Top priority has been placed on the Department of Family Services to ensure they have everything they need to continue operations. Buchanan said it is important to make sure they can keep working in the field to protect children and families.

The task force has also been working closely with the Department of Corrections and the Department of Transportation and Highway Patrol.

According to Buchanan, his task force has been working with local governments and organizations, as there is a large interplay of services between the state and local levels in Wyoming.

Wyoming Department of Work Services Update

Wyoming Department of Workforce Services, Robin Cooley, said the department has added at least 15 individuals to take claims and answer questions. They are also looking into adding more phone lines to decrease wait times when people are calling.

Cooley said the department is seeing more unemployment, but they are keeping up with the demands so far. She said people who make claims should still see their benefits within two days of filing.

One of the departments main focus areas is to look at opportunities to avoid layoffs. They are working with the Workforce Innovation and Opportunity Act to access their rapid response funds, which are usually used during mass layoffs.

Cooley said they would like to use these funds to help employers keep their employees working. This may include purchasing computers and technology for employees so they can work remotely from home.

Wyoming Hunger Initiative

First Lady Jennie Gordon and her Wyoming Hunger Initiative have put together a task force to make sure Wyomingites are provided food during this pandemic.

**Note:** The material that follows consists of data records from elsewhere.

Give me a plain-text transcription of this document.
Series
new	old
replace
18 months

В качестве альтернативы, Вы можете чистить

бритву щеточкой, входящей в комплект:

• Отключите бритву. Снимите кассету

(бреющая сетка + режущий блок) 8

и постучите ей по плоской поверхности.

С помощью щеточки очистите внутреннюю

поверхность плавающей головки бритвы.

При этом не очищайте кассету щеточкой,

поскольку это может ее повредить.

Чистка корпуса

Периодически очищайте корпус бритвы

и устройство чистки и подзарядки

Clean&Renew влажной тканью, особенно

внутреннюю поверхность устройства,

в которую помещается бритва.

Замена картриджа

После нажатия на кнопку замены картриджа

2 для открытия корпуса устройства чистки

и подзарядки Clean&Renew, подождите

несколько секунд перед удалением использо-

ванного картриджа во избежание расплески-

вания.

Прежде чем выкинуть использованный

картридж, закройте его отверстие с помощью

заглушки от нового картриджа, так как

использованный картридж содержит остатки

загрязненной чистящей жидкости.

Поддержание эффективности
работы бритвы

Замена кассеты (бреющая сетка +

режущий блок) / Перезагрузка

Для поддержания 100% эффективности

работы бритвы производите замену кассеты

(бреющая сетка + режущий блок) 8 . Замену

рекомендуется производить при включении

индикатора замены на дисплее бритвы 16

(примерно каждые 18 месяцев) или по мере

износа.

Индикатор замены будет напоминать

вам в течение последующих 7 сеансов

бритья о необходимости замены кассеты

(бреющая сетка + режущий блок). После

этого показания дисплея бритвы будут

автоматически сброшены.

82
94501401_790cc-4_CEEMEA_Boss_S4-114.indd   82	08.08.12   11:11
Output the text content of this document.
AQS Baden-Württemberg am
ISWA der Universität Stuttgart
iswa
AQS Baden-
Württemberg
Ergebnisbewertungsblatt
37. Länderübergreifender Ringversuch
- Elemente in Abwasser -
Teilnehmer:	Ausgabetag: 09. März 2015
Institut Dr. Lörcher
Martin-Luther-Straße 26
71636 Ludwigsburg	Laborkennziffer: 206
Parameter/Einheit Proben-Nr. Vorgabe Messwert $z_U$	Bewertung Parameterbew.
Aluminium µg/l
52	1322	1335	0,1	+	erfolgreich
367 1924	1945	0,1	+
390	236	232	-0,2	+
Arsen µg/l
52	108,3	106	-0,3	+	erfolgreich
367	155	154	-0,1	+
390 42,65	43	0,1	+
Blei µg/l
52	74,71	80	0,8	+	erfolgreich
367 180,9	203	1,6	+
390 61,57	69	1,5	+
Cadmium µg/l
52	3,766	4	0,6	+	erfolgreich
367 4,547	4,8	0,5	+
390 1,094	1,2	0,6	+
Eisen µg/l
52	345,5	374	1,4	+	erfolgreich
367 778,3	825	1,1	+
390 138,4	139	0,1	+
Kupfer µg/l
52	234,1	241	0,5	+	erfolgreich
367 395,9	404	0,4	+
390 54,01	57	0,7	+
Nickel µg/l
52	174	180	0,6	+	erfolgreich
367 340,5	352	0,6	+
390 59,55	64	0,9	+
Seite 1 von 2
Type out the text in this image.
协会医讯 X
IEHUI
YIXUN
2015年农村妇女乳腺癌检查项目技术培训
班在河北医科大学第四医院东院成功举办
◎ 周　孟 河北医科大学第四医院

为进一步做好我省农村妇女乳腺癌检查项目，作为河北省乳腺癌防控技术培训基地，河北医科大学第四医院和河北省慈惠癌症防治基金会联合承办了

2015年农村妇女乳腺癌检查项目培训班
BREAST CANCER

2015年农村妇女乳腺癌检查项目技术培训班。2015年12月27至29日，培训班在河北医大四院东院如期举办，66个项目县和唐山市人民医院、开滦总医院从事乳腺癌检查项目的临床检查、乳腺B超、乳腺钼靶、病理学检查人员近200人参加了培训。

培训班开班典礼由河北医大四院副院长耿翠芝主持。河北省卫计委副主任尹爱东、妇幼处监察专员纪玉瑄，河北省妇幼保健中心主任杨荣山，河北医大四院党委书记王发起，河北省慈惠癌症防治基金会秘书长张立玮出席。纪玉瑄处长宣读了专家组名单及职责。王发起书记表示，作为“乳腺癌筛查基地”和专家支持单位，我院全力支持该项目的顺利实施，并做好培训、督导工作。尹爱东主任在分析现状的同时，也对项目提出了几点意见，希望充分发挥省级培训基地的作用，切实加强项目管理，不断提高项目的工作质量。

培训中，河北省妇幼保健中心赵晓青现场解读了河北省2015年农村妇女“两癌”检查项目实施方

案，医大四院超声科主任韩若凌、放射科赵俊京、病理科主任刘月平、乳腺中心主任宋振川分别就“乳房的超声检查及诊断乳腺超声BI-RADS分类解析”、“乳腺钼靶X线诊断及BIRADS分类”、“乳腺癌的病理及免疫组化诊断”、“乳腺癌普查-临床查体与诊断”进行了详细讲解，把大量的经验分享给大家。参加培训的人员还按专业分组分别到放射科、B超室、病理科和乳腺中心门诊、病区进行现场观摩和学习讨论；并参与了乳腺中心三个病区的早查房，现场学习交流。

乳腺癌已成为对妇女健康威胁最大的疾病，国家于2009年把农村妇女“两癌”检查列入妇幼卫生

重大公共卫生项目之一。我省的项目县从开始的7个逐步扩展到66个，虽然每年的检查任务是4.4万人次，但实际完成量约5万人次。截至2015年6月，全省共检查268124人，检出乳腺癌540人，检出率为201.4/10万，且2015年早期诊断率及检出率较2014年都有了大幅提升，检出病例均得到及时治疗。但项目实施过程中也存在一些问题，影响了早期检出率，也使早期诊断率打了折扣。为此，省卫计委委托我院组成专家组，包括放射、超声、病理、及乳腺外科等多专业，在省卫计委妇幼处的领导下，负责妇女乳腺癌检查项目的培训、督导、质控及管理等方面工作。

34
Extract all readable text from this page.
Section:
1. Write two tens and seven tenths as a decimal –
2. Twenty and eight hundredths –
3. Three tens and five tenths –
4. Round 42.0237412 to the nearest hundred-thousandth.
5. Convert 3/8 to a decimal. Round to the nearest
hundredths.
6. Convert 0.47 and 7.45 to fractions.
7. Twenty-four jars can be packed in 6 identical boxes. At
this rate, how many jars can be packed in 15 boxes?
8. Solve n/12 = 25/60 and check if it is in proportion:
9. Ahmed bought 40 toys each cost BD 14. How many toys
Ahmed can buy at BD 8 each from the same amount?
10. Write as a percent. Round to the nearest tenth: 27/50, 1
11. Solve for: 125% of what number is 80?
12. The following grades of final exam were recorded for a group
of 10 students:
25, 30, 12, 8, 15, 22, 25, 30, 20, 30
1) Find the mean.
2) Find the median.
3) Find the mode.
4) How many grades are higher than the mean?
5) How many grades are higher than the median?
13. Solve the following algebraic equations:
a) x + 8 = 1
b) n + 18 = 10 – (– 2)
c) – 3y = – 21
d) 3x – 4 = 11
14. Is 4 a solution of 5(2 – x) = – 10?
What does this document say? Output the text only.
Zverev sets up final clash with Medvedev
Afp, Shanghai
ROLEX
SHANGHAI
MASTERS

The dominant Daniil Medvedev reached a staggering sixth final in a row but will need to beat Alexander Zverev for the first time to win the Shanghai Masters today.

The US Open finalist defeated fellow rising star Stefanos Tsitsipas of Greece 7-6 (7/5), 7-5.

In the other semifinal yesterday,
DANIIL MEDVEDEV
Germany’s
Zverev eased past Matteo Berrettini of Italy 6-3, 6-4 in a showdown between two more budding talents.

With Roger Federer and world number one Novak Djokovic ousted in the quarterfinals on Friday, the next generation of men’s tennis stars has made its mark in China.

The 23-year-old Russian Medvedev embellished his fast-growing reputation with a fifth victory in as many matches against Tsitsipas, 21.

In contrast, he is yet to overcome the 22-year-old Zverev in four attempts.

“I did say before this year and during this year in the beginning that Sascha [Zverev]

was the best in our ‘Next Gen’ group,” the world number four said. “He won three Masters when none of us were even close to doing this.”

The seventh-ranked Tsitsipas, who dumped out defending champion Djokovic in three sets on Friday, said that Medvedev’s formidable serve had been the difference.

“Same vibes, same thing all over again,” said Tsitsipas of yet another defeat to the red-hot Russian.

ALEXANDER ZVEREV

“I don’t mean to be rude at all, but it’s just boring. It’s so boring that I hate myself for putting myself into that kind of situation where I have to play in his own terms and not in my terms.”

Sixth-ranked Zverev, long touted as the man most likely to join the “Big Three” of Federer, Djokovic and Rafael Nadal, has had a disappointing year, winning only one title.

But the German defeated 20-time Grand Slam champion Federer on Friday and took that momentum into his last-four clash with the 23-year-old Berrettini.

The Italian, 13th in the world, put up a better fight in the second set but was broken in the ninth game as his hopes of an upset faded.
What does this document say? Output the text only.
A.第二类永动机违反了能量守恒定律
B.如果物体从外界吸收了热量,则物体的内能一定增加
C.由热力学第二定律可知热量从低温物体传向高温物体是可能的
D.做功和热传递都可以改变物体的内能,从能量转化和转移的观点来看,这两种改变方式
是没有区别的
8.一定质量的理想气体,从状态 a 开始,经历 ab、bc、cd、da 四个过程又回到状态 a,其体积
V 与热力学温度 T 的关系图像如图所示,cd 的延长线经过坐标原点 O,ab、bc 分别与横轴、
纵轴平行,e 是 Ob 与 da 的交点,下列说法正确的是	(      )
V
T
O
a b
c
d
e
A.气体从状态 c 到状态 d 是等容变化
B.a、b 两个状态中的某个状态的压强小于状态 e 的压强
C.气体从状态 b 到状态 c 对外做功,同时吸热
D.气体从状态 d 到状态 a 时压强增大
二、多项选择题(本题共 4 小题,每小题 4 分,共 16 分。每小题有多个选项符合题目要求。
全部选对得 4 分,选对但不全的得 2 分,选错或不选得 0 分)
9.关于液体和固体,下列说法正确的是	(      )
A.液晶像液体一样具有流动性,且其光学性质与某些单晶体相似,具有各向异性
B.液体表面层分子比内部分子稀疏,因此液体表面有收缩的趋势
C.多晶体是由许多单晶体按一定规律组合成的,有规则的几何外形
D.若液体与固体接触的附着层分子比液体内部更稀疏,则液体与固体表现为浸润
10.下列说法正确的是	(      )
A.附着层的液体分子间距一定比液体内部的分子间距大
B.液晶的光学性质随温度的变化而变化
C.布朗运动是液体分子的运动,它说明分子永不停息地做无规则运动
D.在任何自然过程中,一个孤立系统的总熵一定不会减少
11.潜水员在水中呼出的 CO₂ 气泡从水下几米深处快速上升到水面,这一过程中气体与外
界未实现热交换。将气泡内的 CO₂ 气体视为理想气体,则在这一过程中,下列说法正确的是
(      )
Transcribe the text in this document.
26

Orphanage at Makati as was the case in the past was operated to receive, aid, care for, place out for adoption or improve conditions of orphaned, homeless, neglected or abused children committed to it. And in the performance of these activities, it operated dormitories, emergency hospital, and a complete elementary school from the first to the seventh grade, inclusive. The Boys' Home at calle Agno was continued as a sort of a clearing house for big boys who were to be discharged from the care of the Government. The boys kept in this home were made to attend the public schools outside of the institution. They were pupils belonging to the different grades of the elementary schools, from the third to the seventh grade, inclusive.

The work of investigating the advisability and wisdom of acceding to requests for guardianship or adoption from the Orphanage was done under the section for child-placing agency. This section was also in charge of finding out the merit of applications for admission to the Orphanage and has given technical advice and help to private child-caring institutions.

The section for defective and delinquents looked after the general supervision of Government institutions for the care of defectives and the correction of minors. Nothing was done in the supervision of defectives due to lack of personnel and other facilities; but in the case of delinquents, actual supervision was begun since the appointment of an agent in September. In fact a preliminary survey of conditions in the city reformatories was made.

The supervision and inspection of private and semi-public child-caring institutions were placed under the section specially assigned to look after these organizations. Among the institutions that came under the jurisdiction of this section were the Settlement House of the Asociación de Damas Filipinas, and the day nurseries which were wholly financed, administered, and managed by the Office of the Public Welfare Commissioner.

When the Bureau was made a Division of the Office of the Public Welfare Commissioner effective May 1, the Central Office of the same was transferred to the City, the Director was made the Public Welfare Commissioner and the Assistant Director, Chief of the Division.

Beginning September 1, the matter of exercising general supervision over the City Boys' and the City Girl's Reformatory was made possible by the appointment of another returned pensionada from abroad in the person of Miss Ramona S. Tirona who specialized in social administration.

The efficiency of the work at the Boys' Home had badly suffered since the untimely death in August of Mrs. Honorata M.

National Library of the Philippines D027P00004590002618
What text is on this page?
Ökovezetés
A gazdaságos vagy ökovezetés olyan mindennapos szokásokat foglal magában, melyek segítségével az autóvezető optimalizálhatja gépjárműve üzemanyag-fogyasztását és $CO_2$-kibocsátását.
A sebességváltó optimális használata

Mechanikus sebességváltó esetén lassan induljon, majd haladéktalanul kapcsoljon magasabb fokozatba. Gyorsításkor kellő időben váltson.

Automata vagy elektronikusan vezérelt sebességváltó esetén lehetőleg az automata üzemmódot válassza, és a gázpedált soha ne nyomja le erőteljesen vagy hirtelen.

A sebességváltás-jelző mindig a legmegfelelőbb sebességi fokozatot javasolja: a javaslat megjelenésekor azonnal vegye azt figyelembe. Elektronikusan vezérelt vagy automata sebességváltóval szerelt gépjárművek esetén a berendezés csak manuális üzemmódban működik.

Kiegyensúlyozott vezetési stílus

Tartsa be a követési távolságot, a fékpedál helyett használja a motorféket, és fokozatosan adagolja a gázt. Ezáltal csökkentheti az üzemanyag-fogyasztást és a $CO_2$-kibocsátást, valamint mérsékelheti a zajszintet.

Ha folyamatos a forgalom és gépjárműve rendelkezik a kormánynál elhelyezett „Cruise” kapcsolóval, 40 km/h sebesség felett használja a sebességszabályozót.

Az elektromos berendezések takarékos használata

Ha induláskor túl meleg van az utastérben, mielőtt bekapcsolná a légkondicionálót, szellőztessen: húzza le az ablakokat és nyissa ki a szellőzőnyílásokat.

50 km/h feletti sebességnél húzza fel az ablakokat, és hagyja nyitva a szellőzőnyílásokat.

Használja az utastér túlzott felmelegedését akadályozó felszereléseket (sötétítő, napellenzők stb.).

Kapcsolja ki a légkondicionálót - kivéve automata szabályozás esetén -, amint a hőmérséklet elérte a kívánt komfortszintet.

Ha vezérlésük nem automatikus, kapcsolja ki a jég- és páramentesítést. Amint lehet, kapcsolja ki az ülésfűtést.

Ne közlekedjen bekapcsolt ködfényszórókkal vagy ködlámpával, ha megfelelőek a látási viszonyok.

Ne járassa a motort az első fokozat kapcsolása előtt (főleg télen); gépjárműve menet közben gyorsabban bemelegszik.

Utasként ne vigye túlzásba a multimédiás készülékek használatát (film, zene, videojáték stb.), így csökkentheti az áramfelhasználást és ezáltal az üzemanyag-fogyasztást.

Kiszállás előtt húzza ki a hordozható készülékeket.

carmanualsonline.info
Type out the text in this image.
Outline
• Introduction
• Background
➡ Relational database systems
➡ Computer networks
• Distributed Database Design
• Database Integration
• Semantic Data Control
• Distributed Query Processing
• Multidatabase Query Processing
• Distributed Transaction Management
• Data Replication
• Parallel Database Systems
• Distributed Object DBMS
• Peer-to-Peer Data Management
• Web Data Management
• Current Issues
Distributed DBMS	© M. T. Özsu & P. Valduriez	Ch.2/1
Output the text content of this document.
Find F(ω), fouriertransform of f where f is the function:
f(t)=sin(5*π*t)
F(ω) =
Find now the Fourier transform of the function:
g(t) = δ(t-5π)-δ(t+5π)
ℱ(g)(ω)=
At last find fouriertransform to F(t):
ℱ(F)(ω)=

The task force is made up of state-wide representatives from nonprofit organizations and school districts.

A result of the task force is that the Wyoming Food Bank of the Rockies will be starting up mobile food pantry sites starting next week. The first one will be in Worland on March 31. Other sites will be: Torrington on April 1, Star Valley on April 2, and Evanston, April 3, with more to come.

The task force is also working with weekend food bag programs around the state to make sure kids are being provided meals on the weekends.

In addition, the summer meal programs for 40 school districts is up and running to provide meals to kids throughout the work week.

More information on the the Wyoming Hunger Initiative’s efforts can be found on its new website: nohungerwyo.org.